Although The Half of It is not Netflix’s first attempt at coming-of-age love story, which should feel monotonous by now but instead the film feels like a breeze of fresh air. Wu’s take on a queer story about love depicts a multifaceted account which works courtesy to a sense of realism in its characters and narrative progression. With an air of believability and a great ensemble cast, the film makes itself stand out in a long line of cliché flicks.
Ellie Chu (Leah Lewis) is a Chinese-American high school student living a routine life in the small town of Squahamish with her father, who works as a station master. Apart from helping him on a day-to-day basis, she is an A+ student who writes essays for most of her classmates for money. Chu is a simple, quiet girl who goes by remaining unacknowledged and occupies a background position in the world around her. Chu is chased by an inarticulate but kind-hearted jock Paul Munsky (Daniel Diemer), who has a crush on Aster Flores (Alexxis Lemire), the popular and pretty but modest girl of the school. Munsky asks Chu to write a letter from him to Flores to impress her. The supposed one letter turns into one in the line of many, through which the feelings and lives of Chu, Munsky and Flores get entangled in a complex web of friendship, love and self-discovery as they get to know each other.
The film, instead of centring upon cliché love-tropes, celebrates sincere friendship with happy, intricate and heartbreaking moments.
The film works because it inculcates within itself a multitude of topics, often central to the lives of real people in real-time. Through Chu and her father, the film addresses the concerns raised in the livelihoods of migrant communities in America or broadly, English-speaking countries. Just like Chu’s father, who never got an Engineering job despite having a PhD, the film explores linguistic and racial politics which become a roadblock in the lives of numerous migrant inhabitants all over the world and especially, people of colour. Furthermore, through Chu and Flores, the film further portrays how LGBTQ+ stories can assume a quality beyond the trope of coming out and, discuss how defining and accepting one’s sexual identity is a more elaborate and complex process than otherwise represented. Additionally, the film instead of centring upon the cliché love-trope celebrates sincere friendship with happy, intricate and heartbreaking moments. Narratively, the film outlines its love for Greek philosophies by examining the idea of soulmates and exploring love in its various forms of eros (romantic love), storge (familial love), philia (platonic love) and philautia (self-love).

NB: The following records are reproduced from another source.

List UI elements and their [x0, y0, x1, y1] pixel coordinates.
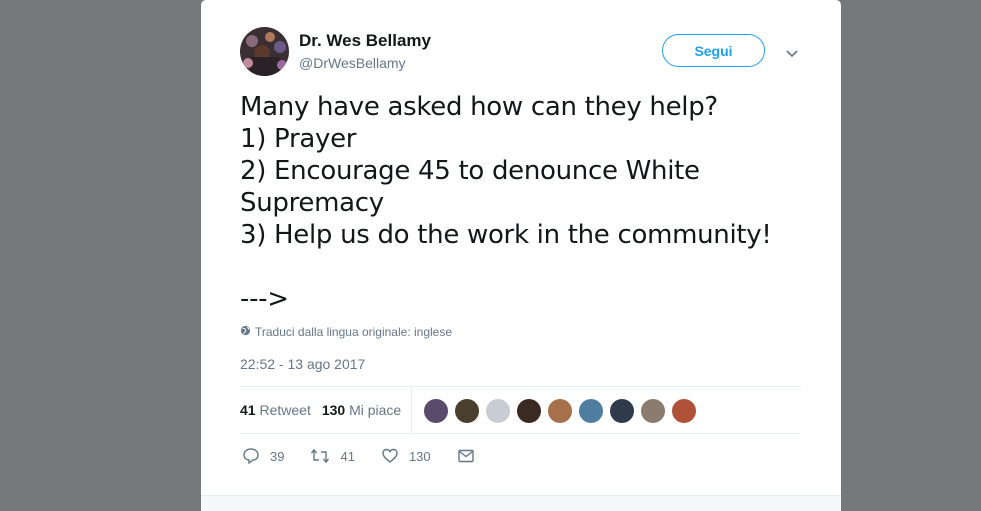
tweet-text: Many have asked how can they help? 1) Pr… [240, 92, 772, 314]
author-handle[interactable]: @DrWesBellamy [299, 55, 406, 71]
reply-button[interactable]: 39 [242, 447, 284, 465]
stats-separator [411, 387, 412, 433]
card-footer [201, 495, 841, 511]
retweet-icon [310, 447, 330, 465]
likes-stat[interactable]: 130 Mi piace [322, 402, 401, 418]
heart-icon [381, 447, 399, 465]
liker-avatar[interactable] [516, 398, 542, 424]
likes-count: 130 [321, 402, 346, 418]
like-button[interactable]: 130 [381, 447, 431, 465]
globe-icon [240, 325, 251, 339]
liker-avatar[interactable] [609, 398, 635, 424]
liker-avatar[interactable] [547, 398, 573, 424]
retweets-stat[interactable]: 41 Retweet [240, 402, 311, 418]
like-count: 130 [408, 448, 431, 464]
author-name[interactable]: Dr. Wes Bellamy [299, 31, 431, 51]
translate-link[interactable]: Traduci dalla lingua originale: inglese [240, 325, 452, 339]
liker-avatar[interactable] [671, 398, 697, 424]
retweets-label: Retweet [259, 402, 311, 418]
retweet-count: 41 [340, 448, 355, 464]
liker-avatar[interactable] [423, 398, 449, 424]
author-avatar[interactable] [240, 27, 289, 76]
tweet-actions: 39 41 130 [242, 447, 501, 465]
liker-avatar[interactable] [640, 398, 666, 424]
tweet-timestamp[interactable]: 22:52 - 13 ago 2017 [240, 356, 365, 372]
liker-avatar[interactable] [454, 398, 480, 424]
reply-count: 39 [270, 448, 285, 464]
divider [240, 433, 801, 434]
likes-label: Mi piace [349, 402, 402, 418]
envelope-icon [457, 447, 475, 465]
reply-icon [242, 447, 260, 465]
liker-avatar[interactable] [485, 398, 511, 424]
likers-list [423, 398, 702, 424]
chevron-down-icon[interactable] [784, 45, 800, 61]
retweets-count: 41 [240, 402, 256, 418]
translate-label: Traduci dalla lingua originale: inglese [255, 325, 453, 339]
tweet-card: Dr. Wes Bellamy @DrWesBellamy Segui Many… [201, 0, 841, 511]
divider [240, 386, 801, 387]
direct-message-button[interactable] [457, 447, 475, 465]
retweet-button[interactable]: 41 [310, 447, 355, 465]
follow-button[interactable]: Segui [662, 34, 765, 67]
liker-avatar[interactable] [578, 398, 604, 424]
tweet-stats: 41 Retweet 130 Mi piace [240, 402, 412, 418]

The brilliance direction of Wu triumphs throughout the film because it inculcates a multitude of fragments within its narrative whole, keeping the story reliable and genuine. Moreover, the film gives equal story space to its every piece, never compromising one over another. Leah Lewis (The Good Doctor, Nancy Drew) is the heart of the film, embodying the plain, vulnerable and tender aspect of a teenage girl who remains steadfast in every situation and takes care of everyone around her. Daniel Diemer (The Man in High Castle, Sacred Lies) personifies the innocence of friendships, which accept someone as they are and for who they are, even if that means being loved differently than expected. The authenticity of the actors shines in their portrayal of visibly complex characters but moreover, it is their chemistry with each other which enthrals the audience. Overall, with its sincerity and warmth, the film embraces a subtle progressive attitude by representing a coming-of-age queer story with its rightful twists and turns.